Once their feet were back on solid ground, Gomja sagged against the wall in a weak-boned heap; Teldin managed to stagger a few steps before he collapsed. “Sir,” the giff announced, his voice trembling with finality, “I’d sooner go down on the blazing
Penumbra
again than ride one of those gnome things another time!” The farmer, his heart thumping wildly, could do little more than nod.

By the time the pair had regained their wits and their breath, Snowball had rejoined them, unruffled by his own harrowing ride. “It is good to see that everything went well and nothing went wrong this time, though it would be interesting to test the safety systems on people as large as you, because we have only had gnomes …” the wild-haired gnome said by way of greeting. Again, the doorkeeper could not suppress a smile at their panicked faces.

“Now what?” Teldin demanded, eager to get moving, get the cloak off, and get out of this madhouse. He weakly struggled to his feet, bracing himself against a wall. Gomja very slowly followed suit.

Snowball plunged down a gloomy corridor. “Well, we go to the Magical Artificer’s Guild examination rooms, and they will do tests on you, which will be fascinating, because I have never seen the kinds of tests – are you coming? – they do …” Sharing a look of dread, Teldin and Gomja followed the prattling Snowball.
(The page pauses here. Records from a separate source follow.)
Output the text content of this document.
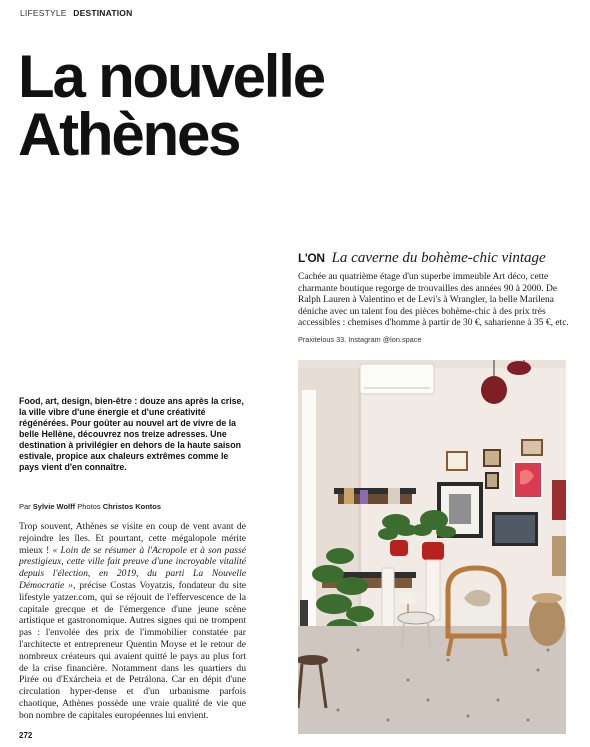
LIFESTYLE DESTINATION
La nouvelle
Athènes
L'ON La caverne du bohème-chic vintage

Cachée au quatrième étage d'un superbe immeuble Art déco, cette charmante boutique regorge de trouvailles des années 90 à 2000. De Ralph Lauren à Valentino et de Levi's à Wrangler, la belle Marilena déniche avec un talent fou des pièces bohème-chic à des prix très accessibles : chemises d'homme à partir de 30 €, saharienne à 35 €, etc.

Praxitelous 33. Instagram @lon.space

Food, art, design, bien-être : douze ans après la crise, la ville vibre d'une énergie et d'une créativité régénérées. Pour goûter au nouvel art de vivre de la belle Hellène, découvrez nos treize adresses. Une destination à privilégier en dehors de la haute saison estivale, propice aux chaleurs extrêmes comme le pays vient d'en connaître.

Par Sylvie Wolff Photos Christos Kontos

Trop souvent, Athènes se visite en coup de vent avant de rejoindre les îles. Et pourtant, cette mégalopole mérite mieux ! « Loin de se résumer à l'Acropole et à son passé prestigieux, cette ville fait preuve d'une incroyable vitalité depuis l'élection, en 2019, du parti La Nouvelle Démocratie », précise Costas Voyatzis, fondateur du site lifestyle yatzer.com, qui se réjouit de l'effervescence de la capitale grecque et de l'émergence d'une jeune scène artistique et gastronomique. Autres signes qui ne trompent pas : l'envolée des prix de l'immobilier constatée par l'architecte et entrepreneur Quentin Moyse et le retour de nombreux créateurs qui avaient quitté le pays au plus fort de la crise financière. Notamment dans les quartiers du Pirée ou d'Exárcheia et de Petrálona. Car en dépit d'une circulation hyper-dense et d'un urbanisme parfois chaotique, Athènes possède une vraie qualité de vie que bon nombre de capitales européennes lui envient.

272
The magical artificers received Teldin with great interest and listened to his explanation of the cloak’s discovery. As usual, Teldin adjusted his story a bit, though this time he included the spelljammer and the captain in his tale. It seemed best to mention the cloak’s otherworldly source. What the farmer did not say related to the neogi, especially their deadly interest in the artifact. As he both hoped and now somewhat feared, the gnomes were fascinated by the tale. The human wound up repeating it at least six times as gnomes of greater and greater importance were brought in for consultation. Finally he showed them how the cloak grew and shrank on command.